For the first time since they had come together again, the two young people were alone, and could talk freely and undisturbed, and tell each other how they had passed the three long years since they parted. And they chattered away happily under the starry heavens, never thinking of sleep in their joy at being together.

Towards morning they reached the lake, and arrived in Peschiera at the same hour as Rico had before arrived, and walked along the road to the lake-side. But Rico did not wish his companion to see the lake until she had reached the spot he called his own; so he led her through the trees until they came to the little stone bridge in the open.

There lay the lake in the light of the setting sun; and the children sat side by side on the little mound, and gazed across the water.

There it was, just as Rico had described it, but more, much more lovely; for such colors Stineli had never seen before.

She looked about her towards the purple mountains, across the golden waters, and she cried out with all her heart, "Yes, it is finer than the Lake of Sils."

But Rico felt that it had never yet been so exquisitely beautiful as on this evening when he and Stineli saw it together.

Rico had another secret joy that he cherished in his heart.

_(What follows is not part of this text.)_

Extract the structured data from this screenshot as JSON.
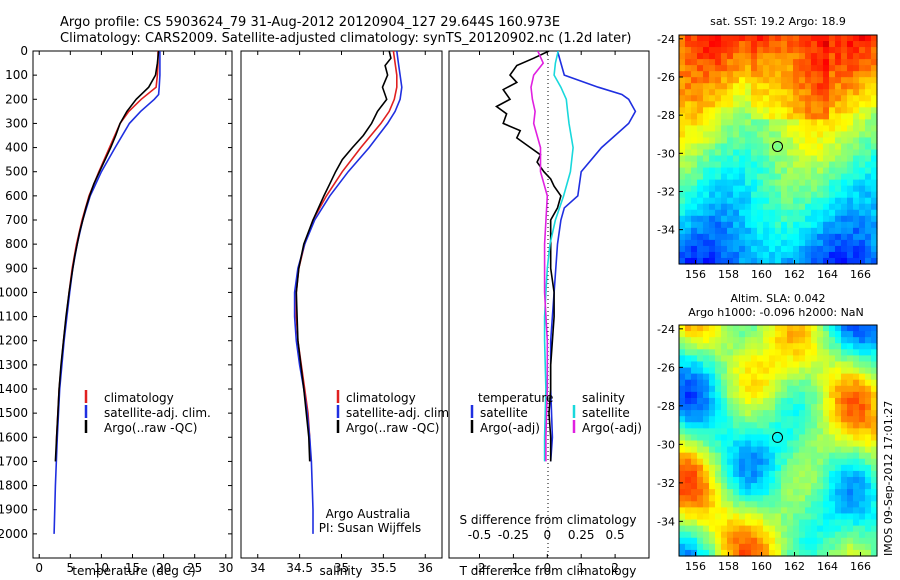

How surprised Silvio and his mother would be to see them! Nobody had expected them back so soon. Nobody would look for them before the end of the week, and now there they sat by the lake-side.

They did not quit the little mound until the sun had fairly disappeared.

Rico pointed out to his companion the spot where his mother stood washing something in the lake, and how he used to sit waiting until she had finished; and then he told how they walked back together, hand in hand, over the little bridge.

"But where did you go when you went back?" asked Stineli. "Have you never found the house that you returned to?"